Management of Intractable Nausea in Post-Surgical Patient with G-tube
For a patient with intractable nausea after extensive abdominal surgeries who is NPO on TPN with G-tube drainage and already on Phenergan and Zofran, the next best step is to add metoclopramide 10-20 mg IV/PO every 6 hours to address potential gastric stasis while considering the addition of dexamethasone 4-8 mg daily for persistent nausea. 1, 2
Pharmacological Management Algorithm
First-Line Additions (Current Medications Not Controlling Symptoms)
- Add metoclopramide 10-20 mg IV every 6 hours for its prokinetic effects, which can help with both nausea and gastric emptying issues as evidenced by high G-tube output (400-800 mL daily) 1, 2, 3
- Consider adding dexamethasone 4-8 mg IV daily if metoclopramide alone is insufficient, as corticosteroids have shown benefit when combined with other antiemetics 1, 2
- If prochlorperazine is available, consider using it (10 mg IV/PO every 6 hours) instead of promethazine due to its effectiveness and lower sedation profile 4, 5
Second-Line Options (If First-Line Fails After 24-48 Hours)

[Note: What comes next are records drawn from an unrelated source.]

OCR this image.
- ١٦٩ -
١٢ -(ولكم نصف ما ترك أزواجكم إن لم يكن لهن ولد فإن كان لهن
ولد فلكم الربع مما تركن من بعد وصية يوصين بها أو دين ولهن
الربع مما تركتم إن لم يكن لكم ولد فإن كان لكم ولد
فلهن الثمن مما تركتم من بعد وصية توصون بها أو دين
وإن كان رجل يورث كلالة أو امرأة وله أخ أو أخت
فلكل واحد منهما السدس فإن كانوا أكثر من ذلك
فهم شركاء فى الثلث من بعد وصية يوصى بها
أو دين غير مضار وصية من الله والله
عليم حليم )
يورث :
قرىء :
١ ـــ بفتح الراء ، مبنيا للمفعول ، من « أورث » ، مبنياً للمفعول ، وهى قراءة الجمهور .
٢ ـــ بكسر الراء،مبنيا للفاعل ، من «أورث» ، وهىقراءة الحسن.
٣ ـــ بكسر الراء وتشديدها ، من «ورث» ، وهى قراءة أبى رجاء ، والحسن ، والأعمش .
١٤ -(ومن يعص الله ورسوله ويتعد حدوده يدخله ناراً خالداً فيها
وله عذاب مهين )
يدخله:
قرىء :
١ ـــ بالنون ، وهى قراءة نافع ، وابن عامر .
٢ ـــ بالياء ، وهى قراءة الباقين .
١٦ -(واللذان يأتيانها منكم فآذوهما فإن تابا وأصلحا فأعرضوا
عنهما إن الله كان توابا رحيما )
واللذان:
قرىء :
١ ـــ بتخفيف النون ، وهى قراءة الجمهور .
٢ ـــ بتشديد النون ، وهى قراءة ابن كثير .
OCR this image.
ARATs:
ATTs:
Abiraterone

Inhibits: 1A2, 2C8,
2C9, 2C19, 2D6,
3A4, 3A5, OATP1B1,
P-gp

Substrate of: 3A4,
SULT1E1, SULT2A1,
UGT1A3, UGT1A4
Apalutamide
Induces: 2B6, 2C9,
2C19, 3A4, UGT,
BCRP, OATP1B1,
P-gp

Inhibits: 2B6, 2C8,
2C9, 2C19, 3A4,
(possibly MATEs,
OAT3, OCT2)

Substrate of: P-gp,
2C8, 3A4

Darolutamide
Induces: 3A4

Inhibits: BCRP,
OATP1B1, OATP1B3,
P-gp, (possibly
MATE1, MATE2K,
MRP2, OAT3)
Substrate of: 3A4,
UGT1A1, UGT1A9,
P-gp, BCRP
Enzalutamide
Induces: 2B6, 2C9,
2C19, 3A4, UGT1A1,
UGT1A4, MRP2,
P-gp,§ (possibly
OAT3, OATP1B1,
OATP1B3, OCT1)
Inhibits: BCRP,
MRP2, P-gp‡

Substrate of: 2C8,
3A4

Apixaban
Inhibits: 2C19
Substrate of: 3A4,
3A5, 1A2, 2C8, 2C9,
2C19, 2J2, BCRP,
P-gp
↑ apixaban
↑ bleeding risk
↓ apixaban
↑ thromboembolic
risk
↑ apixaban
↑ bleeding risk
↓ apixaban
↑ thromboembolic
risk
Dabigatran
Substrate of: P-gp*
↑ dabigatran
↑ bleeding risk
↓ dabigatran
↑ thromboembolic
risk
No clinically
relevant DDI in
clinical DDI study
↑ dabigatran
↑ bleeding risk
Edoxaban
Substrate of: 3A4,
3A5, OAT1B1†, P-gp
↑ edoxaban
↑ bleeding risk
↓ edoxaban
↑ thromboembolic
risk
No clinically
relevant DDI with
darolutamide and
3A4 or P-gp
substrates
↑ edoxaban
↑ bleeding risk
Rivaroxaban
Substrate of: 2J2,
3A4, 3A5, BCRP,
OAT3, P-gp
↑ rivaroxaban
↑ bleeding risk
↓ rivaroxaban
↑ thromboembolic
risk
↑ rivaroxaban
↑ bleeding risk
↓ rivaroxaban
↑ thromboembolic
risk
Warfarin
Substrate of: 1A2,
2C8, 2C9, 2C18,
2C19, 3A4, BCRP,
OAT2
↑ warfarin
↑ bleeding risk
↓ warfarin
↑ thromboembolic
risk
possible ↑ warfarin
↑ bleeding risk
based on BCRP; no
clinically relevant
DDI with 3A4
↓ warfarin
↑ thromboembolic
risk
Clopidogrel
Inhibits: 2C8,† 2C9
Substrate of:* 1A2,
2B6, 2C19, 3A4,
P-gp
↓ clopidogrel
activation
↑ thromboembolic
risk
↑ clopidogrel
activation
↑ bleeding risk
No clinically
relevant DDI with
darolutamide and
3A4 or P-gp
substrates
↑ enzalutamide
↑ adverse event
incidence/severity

- Consider adding a neurokinin-1 (NK-1) receptor antagonist such as aprepitant (125 mg on day 1, followed by 80 mg on days 2-3) for persistent nausea 1, 6
- Haloperidol 0.5-2 mg IV/PO every 4-6 hours may be effective for intractable nausea through a different mechanism of action 1, 4
- For patients with severe symptoms, consider a continuous IV/SC infusion of antiemetics 1, 7
Addressing Potential Mechanical Causes
- Evaluate for potential gastric outlet obstruction or partial bowel obstruction, especially given the history of extensive abdominal surgeries 1, 2
- Consider repositioning or adjusting the G-tube to optimize drainage and reduce pressure 2, 8
- Assess whether the high G-tube output (400-800 mL daily) indicates an underlying mechanical issue that may require surgical consultation 2, 8
Important Monitoring Considerations
- Monitor for extrapyramidal symptoms with metoclopramide and prochlorperazine, particularly if used together 4, 2
- Have diphenhydramine 25-50 mg available to treat potential extrapyramidal symptoms 4
- For patients receiving dexamethasone, monitor blood glucose levels, especially if the patient has diabetes 1
- Assess for drug interactions between multiple antiemetics and other medications the patient may be receiving 2
Alternative Approaches (If Above Measures Fail)
- Consider a scopolamine transdermal patch for persistent nausea 1, 2
- In cases of severe, intractable symptoms, sedation may be an effective strategy using medications such as benzodiazepines 1
- For patients with suspected gastroparesis following surgery, gastric electrical stimulation may be considered in specialized centers 1
This approach addresses the multiple potential mechanisms of post-surgical nausea while considering the patient's NPO status and need for alternative medication administration routes. The combination of a prokinetic agent with additional antiemetics targeting different receptors provides the best chance for symptom control in this challenging clinical scenario.